Переживаний-то у щурков сколько было! Бегают, кружат возле меня и лунки, иной щурок изловчится и отлетевшую крошку схватит да и бежать, а остальные птички нервничают, на меня поглядывают: «Что, мол, ты, дядя, задумал? Подманиваешь, да? «Имать» нас будешь, а?..»

Я старался «не замечать», как щурки орудуют возле лунки, и они меня тоже замечать перестали. Один настолько осмелел, что по валенку меня тюкнул — чешуинка от рыбы к нему пристала, а он думал — крошечка. Я тихонько засмеялся, щурок в сторону отпрыгнул, голову вбок повернул, глядит умным глазком и шейкой тревожно подёргивает: «Ох, ох, дядя, хороший ты, видать, человек, а всё же боюся я тебя…»

Назавтра зазимок кончился, солнце объявилось, снег обмяк — поплыл под ногами, лёд чешуиться начал; над озером жаворонок запел, тля опять тучами на лёд посыпалась — и забыли про меня щурки, летают, бегают, весело кормятся перед дальней дорогой.

Один только раз прилетела ко мне стайка щурков, крошек маленько поклевала, но тут же снялась, сверкнула на солнце искорками.

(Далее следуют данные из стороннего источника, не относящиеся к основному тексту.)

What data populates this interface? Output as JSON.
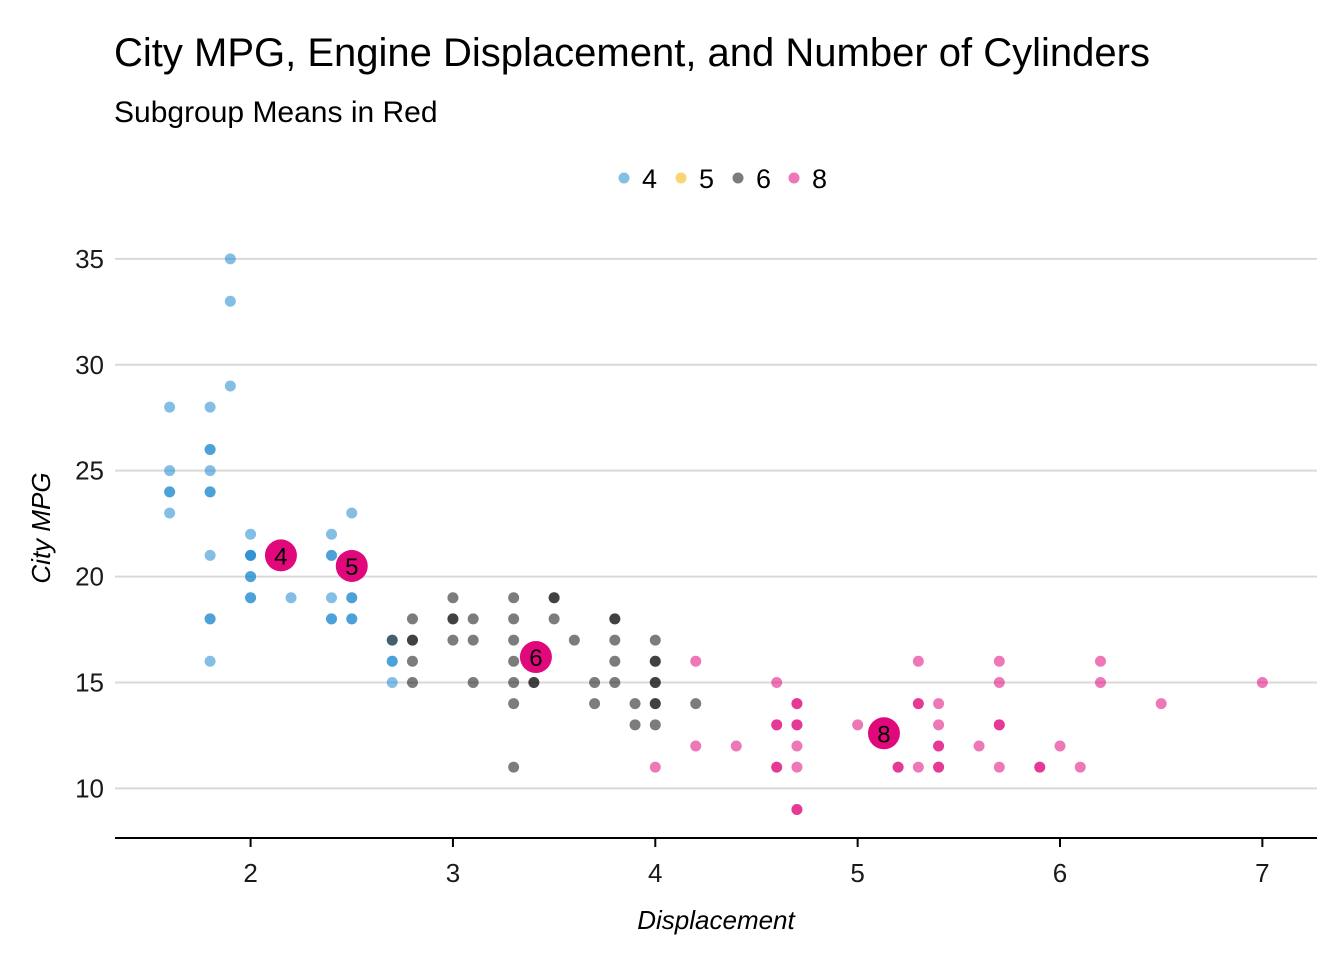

Толстенький щурок, молодой ещё, беззаботный, бегал возле моих ног, за ящиком копошился, чирикая: видишь вот, возле тебя, мол, бегаю и не боюся.

Но вдруг глянул молодец, а стайки-то родной и нету! Забил он крыльями, запищал: куда же вы, братцы? Как же я без вас-то?

Я проводил взглядом нарядную птичку, в полёте стремительную, в жизни — хлопотунью, и как-то сама собою возникла во мне песенка:


Ты, щурок-швырок.

Изукрашенный лобок!

Изукрашенный лобок,

Распуховенький бок!

Прилетай, щурок-швырок,

К нам на бел бережок,

На том бел бережку

Расклюй забережку…




Загрузка...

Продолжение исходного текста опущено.